New mail server postmortem

The new mail server for work went into production last week. Here are some notes/gotchas in putting it together:

RH9/package notes in general:

Be careful when doing updates with the glibc. For any reasonable box, RH9’s installer will use the i686 version instead of the i386 one. If you “downgrade” accidentally when updating the i386 RPM by hand, you will hose the box. Make sure you pick up the i686 version from the proper directory. If you do “downgrade”, it may be possible to force install the i686 RPMs if you haven’t rebooted and are lucky.

A working SRPM for Cyrus-IMAP 2.1.15 can be found at http://home.teleport.ch/simix. I couldn’t get a modified version of the 2.0.17 spec file to work. Note that the bin files for this RPM go into /usr/lib/cyrus-imapd.

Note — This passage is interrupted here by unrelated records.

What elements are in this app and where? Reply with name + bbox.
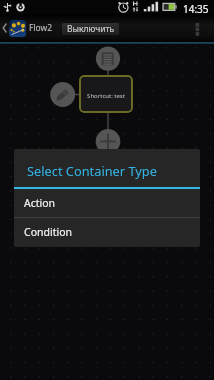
button[interactable]: Action bbox=[14, 189, 200, 217]
button[interactable]: Flow2 bbox=[0, 14, 58, 42]
staticText: Выключить bbox=[67, 23, 115, 35]
staticText: Shortcut: test bbox=[87, 92, 125, 100]
button[interactable]: Выключить bbox=[62, 23, 119, 35]
staticText: 14:35 bbox=[183, 2, 209, 16]
button[interactable]: More options bbox=[189, 14, 207, 42]
button[interactable]: Shortcut: test bbox=[79, 75, 133, 113]
staticText: Flow2 bbox=[29, 22, 53, 34]
button[interactable]: Condition bbox=[14, 218, 200, 246]
staticText: Condition bbox=[24, 225, 72, 239]
staticText: Select Container Type bbox=[27, 162, 157, 179]
staticText: Action bbox=[24, 196, 56, 210]
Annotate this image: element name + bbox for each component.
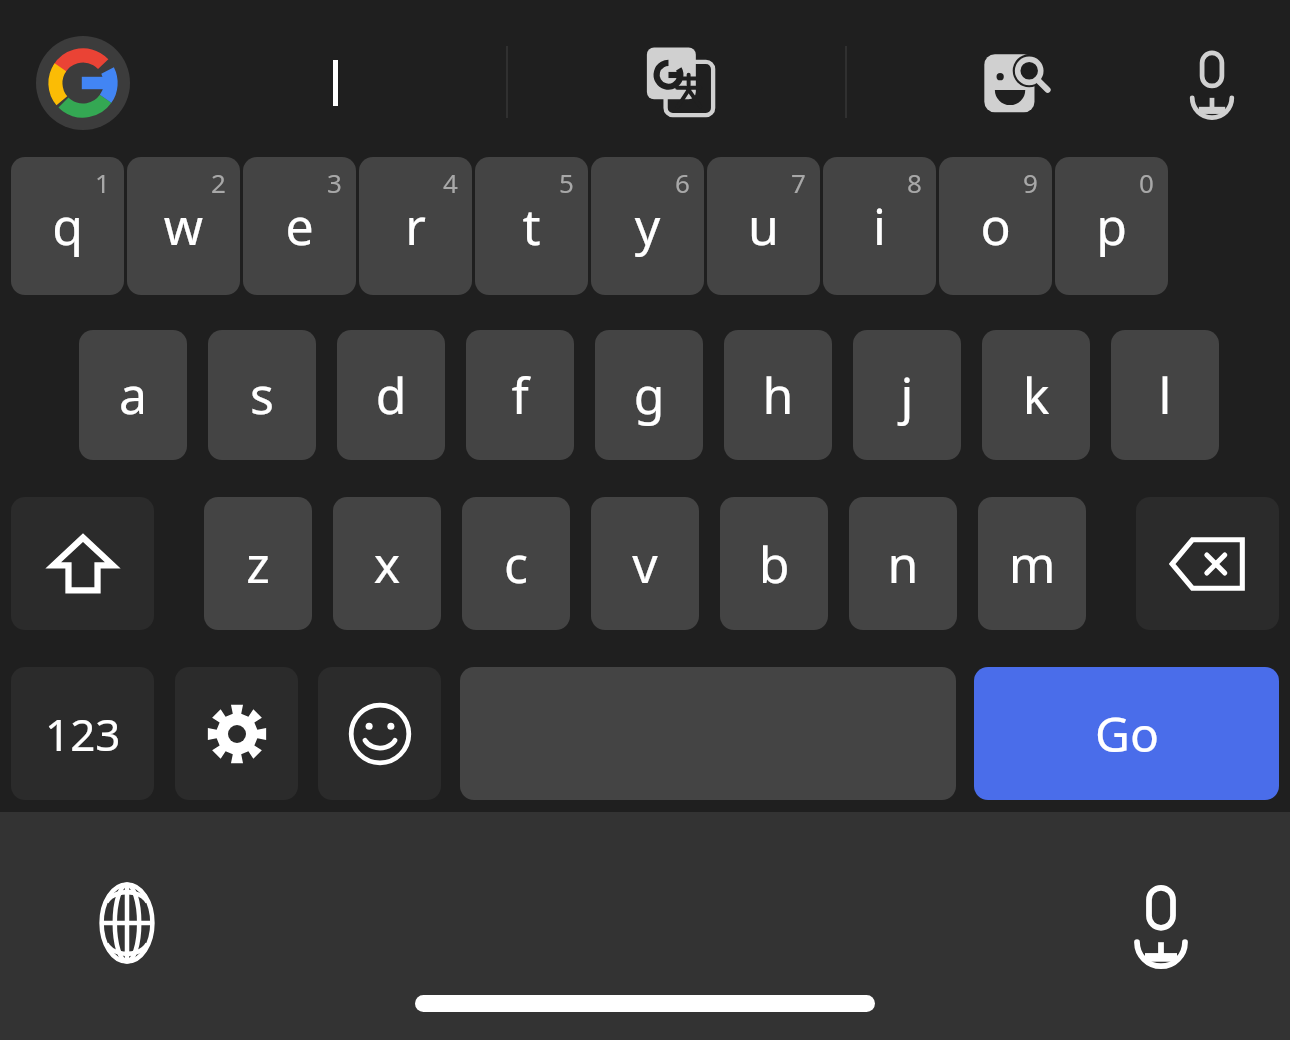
button[interactable]: b	[720, 497, 828, 630]
staticText: c	[462, 530, 570, 598]
staticText: j	[853, 361, 961, 429]
staticText: 5	[559, 165, 574, 200]
button[interactable]: n	[849, 497, 957, 630]
button[interactable]: Backspace	[1136, 497, 1279, 630]
button[interactable]: c	[462, 497, 570, 630]
staticText: q	[11, 192, 124, 260]
staticText: k	[982, 361, 1090, 429]
button[interactable]: e	[243, 157, 356, 295]
staticText: h	[724, 361, 832, 429]
button[interactable]: 123	[11, 667, 154, 800]
button[interactable]: j	[853, 330, 961, 460]
staticText: l	[1111, 361, 1219, 429]
button[interactable]: p	[1055, 157, 1168, 295]
button[interactable]: q	[11, 157, 124, 295]
staticText: 7	[791, 165, 806, 200]
button[interactable]: Go	[974, 667, 1279, 800]
button[interactable]: Voice input	[1106, 868, 1216, 978]
staticText: s	[208, 361, 316, 429]
staticText: v	[591, 530, 699, 598]
button[interactable]: z	[204, 497, 312, 630]
button[interactable]: r	[359, 157, 472, 295]
staticText: n	[849, 530, 957, 598]
button[interactable]: Change language	[72, 868, 182, 978]
button[interactable]: v	[591, 497, 699, 630]
staticText: b	[720, 530, 828, 598]
staticText: 0	[1139, 165, 1154, 200]
staticText: d	[337, 361, 445, 429]
staticText: p	[1055, 192, 1168, 260]
button[interactable]: Emoji	[318, 667, 441, 800]
staticText: 8	[907, 165, 922, 200]
button[interactable]: Settings	[175, 667, 298, 800]
button[interactable]: x	[333, 497, 441, 630]
button[interactable]: u	[707, 157, 820, 295]
staticText: y	[591, 192, 704, 260]
staticText: g	[595, 361, 703, 429]
button[interactable]: i	[823, 157, 936, 295]
button[interactable]: d	[337, 330, 445, 460]
staticText: o	[939, 192, 1052, 260]
staticText: i	[823, 192, 936, 260]
staticText: r	[359, 192, 472, 260]
staticText: 3	[327, 165, 342, 200]
staticText: 9	[1023, 165, 1038, 200]
staticText: e	[243, 192, 356, 260]
button[interactable]: Google Search	[36, 36, 130, 130]
button[interactable]: g	[595, 330, 703, 460]
button[interactable]: h	[724, 330, 832, 460]
staticText: 123	[45, 704, 121, 764]
button[interactable]: Translate	[624, 26, 736, 138]
staticText: x	[333, 530, 441, 598]
button[interactable]: w	[127, 157, 240, 295]
staticText: f	[466, 361, 574, 429]
button[interactable]: o	[939, 157, 1052, 295]
staticText: z	[204, 530, 312, 598]
button[interactable]: t	[475, 157, 588, 295]
button[interactable]: k	[982, 330, 1090, 460]
button[interactable]: a	[79, 330, 187, 460]
button[interactable]: Voice input	[1156, 26, 1268, 138]
staticText: 2	[211, 165, 226, 200]
button[interactable]: s	[208, 330, 316, 460]
button[interactable]: Shift	[11, 497, 154, 630]
staticText: 4	[443, 165, 458, 200]
staticText: t	[475, 192, 588, 260]
button[interactable]: Search stickers	[960, 26, 1072, 138]
staticText: a	[79, 361, 187, 429]
staticText: m	[978, 530, 1086, 598]
staticText: w	[127, 192, 240, 260]
staticText: 1	[95, 165, 110, 200]
button[interactable]: m	[978, 497, 1086, 630]
button[interactable]: l	[1111, 330, 1219, 460]
staticText: 6	[675, 165, 690, 200]
staticText: Go	[1095, 701, 1159, 766]
button[interactable]: f	[466, 330, 574, 460]
staticText: u	[707, 192, 820, 260]
button[interactable]: y	[591, 157, 704, 295]
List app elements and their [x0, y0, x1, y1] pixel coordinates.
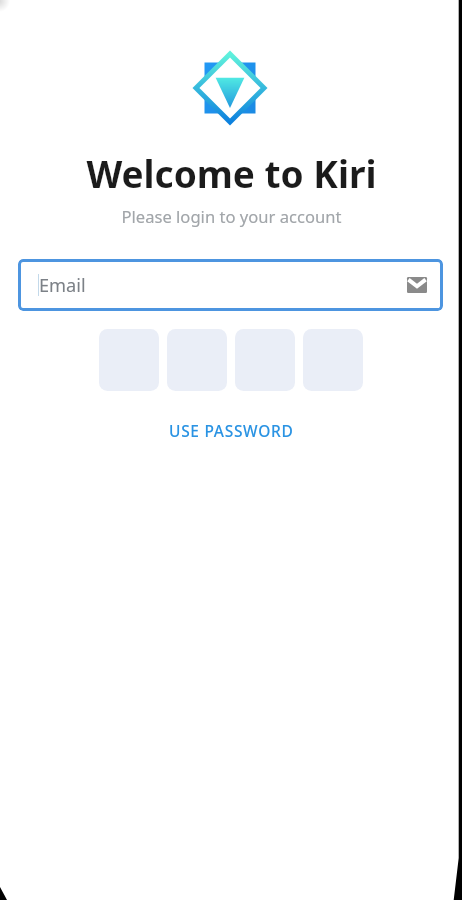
- staticText: USE PASSWORD: [169, 420, 294, 441]
- button[interactable]: Email: [18, 259, 443, 311]
- button[interactable]: USE PASSWORD: [161, 416, 302, 445]
- staticText: Email: [39, 273, 86, 298]
- staticText: Welcome to Kiri: [86, 148, 377, 198]
- other: Email: [407, 277, 427, 293]
- staticText: Please login to your account: [121, 205, 342, 228]
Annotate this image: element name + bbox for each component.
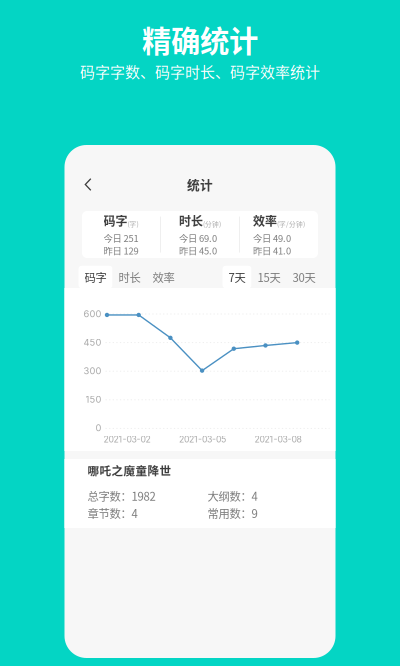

RH9 comes with namazu and relatively recent versions of MHonArc and Mailman. The latter two rebuilds easily off of updated SRPMs and lightly edited spec files. Note that there’s a bug that causes high load in Mailman 2.1.2. Make sure you use the latest Mailman package.

The perl-DB_FILE module is needed for SpamAssassin Bayesian learning.

Application notes:

Sendmail configuration was relatively simple, since we have 8.12 examples to work off of. One thing to change between an 8.11 and 8.12 configuration is to make sure define(`confAUTH_OPTIONS’, `A p y’) has the “p y” at the end, to require TLS for anyone doing SMTP auth.

The new box was set up with LDAP authentication, with saslauthd as the intermediary. Cyrus uses SASL2, whereas Sendmail uses SASL1. Make sure the conf files for authentication are in the right place. Make sure saslauthd is running before testing authentication. Right now, we have saslauthd getting to LDAP via PAM, since the RH9 version of saslauthd doesn’t appear to have the LDAP mechanism compiled in, and PAM/LDAP is sufficient for our needs.

One note with PAM/LDAP, vis-a-vis objectClasses. We’re using our own custom objectclass for the mail users, but for some reason the PAM/LDAp configuration in /etc/ldap.conf didn’t pick up the objectclass filter. This is fine for most users, since the default posixUser applies, but didn’t work for our mail-only users. The mail-only users have been changed to posixUsers in the meantime. This doesn’t affect anything else in our setup, but is just a nuisance.

Mailman 2.1.3 now uses a number of daemon processes instead of a single qrunner process called by cron. This is a definite improvement, as we no longer will have mail stuck in the delivery queue because the archiver was crunching through a big file. Mailman migration basically involved copying the $MAILMANDIR/lists directory (along with the data directory for unprocessed messages) and running $MAILMANDDIR/bin/update to update the lists. If I recall, this also generates the sendmail aliases for Mailman.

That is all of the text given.